The Disraeli Room

The Disraeli Room

Blog Post

Can the BBC survive after 2022?

16th July 2015

Woes, like a biblical plague: the BBC’s continue to multiply. The image is not inapposite; Reith would have approved. Hard on the appointment of John Whittingdale, as culture secretary, not a Corporation supporter, comes news that the BBC will not get the exclusive rights to covering the Olympic Games, after 2022.

And that follows the remark by David Cameron, during the election campaign, that he was ‘going to close them down’. Off the cuff remarks by politicians might not be policy, but they might well reflect a strong feeling that, along with the other few remaining outposts of the ancien regime of the centralised state, the BBC is overdue for serious pruning.

It is all a very long way from John Reith’s vision of a colossus of culture, of course, when centralising was the sine qua non of success. Reith ensured the BBC was a monolithic centrally controlled dictatorship because he quickly found he could; it was part of the zeitgeist. It is little remembered now that the BBC began life as a series of local stations, run by small staffs up and down the country.

It ill behoved Reith’s avowed evangelical mission to bring education, information and entertainment (strictly in that order, and with entertainment a poor third) to the benighted British masses that he could not direct the efforts from his impregnable eyrie in London. Then, his engineers one day told him it was possible to run a national service, and the BBC firmly based in London was born.

It took many decades and the threat of commercial radio to get the BBC to even consider local output in any meaningful way, by bringing back local radio. It did it in a shambolic and cut-price way, simply to thwart commercial stations. Understanding the BBC’s corporate history is going to be important in the fierce debate now brewing, not just over the Licence Fee, but over the future of the BBC – whether indeed it has a future. In the end, though, it may come down to the future of the Licence Fee.

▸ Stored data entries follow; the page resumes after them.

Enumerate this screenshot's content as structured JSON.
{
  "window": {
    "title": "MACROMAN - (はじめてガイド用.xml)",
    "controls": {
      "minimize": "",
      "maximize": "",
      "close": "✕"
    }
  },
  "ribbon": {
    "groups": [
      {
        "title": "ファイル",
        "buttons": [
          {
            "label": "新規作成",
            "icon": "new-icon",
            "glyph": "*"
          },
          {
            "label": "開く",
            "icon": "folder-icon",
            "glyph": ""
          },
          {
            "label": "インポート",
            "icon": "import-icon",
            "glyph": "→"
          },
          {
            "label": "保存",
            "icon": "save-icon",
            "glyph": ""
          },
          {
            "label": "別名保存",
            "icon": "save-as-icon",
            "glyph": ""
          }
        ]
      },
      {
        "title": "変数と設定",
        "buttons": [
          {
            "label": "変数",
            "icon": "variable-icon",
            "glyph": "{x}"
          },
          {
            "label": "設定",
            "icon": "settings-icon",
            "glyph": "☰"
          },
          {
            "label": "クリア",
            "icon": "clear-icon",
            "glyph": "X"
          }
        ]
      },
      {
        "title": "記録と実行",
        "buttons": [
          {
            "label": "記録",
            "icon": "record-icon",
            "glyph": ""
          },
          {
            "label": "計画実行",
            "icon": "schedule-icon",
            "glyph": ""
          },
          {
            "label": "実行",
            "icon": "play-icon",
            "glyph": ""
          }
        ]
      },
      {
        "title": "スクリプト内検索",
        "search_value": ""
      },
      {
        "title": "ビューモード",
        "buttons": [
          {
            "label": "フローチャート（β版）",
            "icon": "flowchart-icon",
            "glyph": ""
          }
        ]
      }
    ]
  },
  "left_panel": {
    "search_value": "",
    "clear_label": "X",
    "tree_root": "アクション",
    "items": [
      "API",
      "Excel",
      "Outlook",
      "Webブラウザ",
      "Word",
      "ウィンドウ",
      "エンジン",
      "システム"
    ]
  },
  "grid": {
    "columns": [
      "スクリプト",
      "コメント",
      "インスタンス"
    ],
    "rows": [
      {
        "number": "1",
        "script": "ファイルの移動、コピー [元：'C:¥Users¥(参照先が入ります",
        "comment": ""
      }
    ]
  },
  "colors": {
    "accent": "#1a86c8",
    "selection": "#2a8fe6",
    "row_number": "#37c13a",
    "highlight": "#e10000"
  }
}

The Licence Fee, that weirdly British poll tax on the listener and viewer, was set up in the 1920s – so, almost a century ago – to ensure that the BBC had a solid income with which to carry out its Reithian mission. It is, in fact, not written in stone that the BBC has to have all, or indeed any of, the money the fee generates (read the small print on the back of yours). It is true that the BBC organises its collection (prudent, if you think about it, from the BBC’s point of view). It has also been very much in the BBC’s interest that we all believe it is for the BBC services that we are paying.

But no government in history has, or will, arrogate to another independent body the right to collect, and then disburse, taxes. So the Licence Fee is a Trojan Horse for the BBC; and, boy, does it know it. The problem has always been there. For example, it would have been completely in order for the government to disburse some of the Licence Fee to Channel Four when it was set up; it still is a legitimate idea. Equally, some of the Licence Fee today could be diverted to supporting the development of new platforms for broadcast output.

This latter point – using some of the Licence Fee for helping new modes of media – makes more and more sense at a time when increasing numbers of people can – and do – claim exemption from paying the Licence Fee, because they stream video from the internet, after it has been broadcast. The nonsense of the Licence Fee today is that it is only for live broadcasts. Think about your own use of video: how much do you record to watch later, or catch up on a computer or tablet screen, tomorrow, at the weekend, or next week?

The monolithic nature of the BBC – to this day – means that it has always believed it has to cover all bases, to be a leader in broadcast innovation. It the past (more than 50 years ago) it could do this. Broadcasting was, by its technological nature, massive and expensive to produce. Consumers were passive, in their homes every evening and, frankly, overwhelmingly docile.

It is demonstrable in each moment of our waking – and sleeping – lives that this is no longer true. The BBC struggles to keep up in a global media storm, basing its increasingly desperate efforts on the income it gets from a domestic poll tax, and from sales of programmes abroad.

Though I am a huge supporter, and a fierce defender, of the Licence Fee, the BBC needs to cut its cloth, severely, to meet the current state of affairs. To my mind, curiously, you might think, its core ‘mission’ is all four television stations, its national radio output and the BBC World Service (but that is still largely funded by the UK Foreign Office). It should definitely stop trying, as with Olympic Games coverage, to compete globally with the likes of Discovery and Sky.

By doing that, it is wasting not its money but yours and mine. And if the BBC does set such store by its audiences, and what they think, that audience, in this instance, should only include the (diminishing) band of domestic Licence Fee payers.

Tim Madge’s book on broadcasting and public accountability, Beyond the BBC, Macmillan, 1989 (still in print), deals at length with all the issues raised in this blog.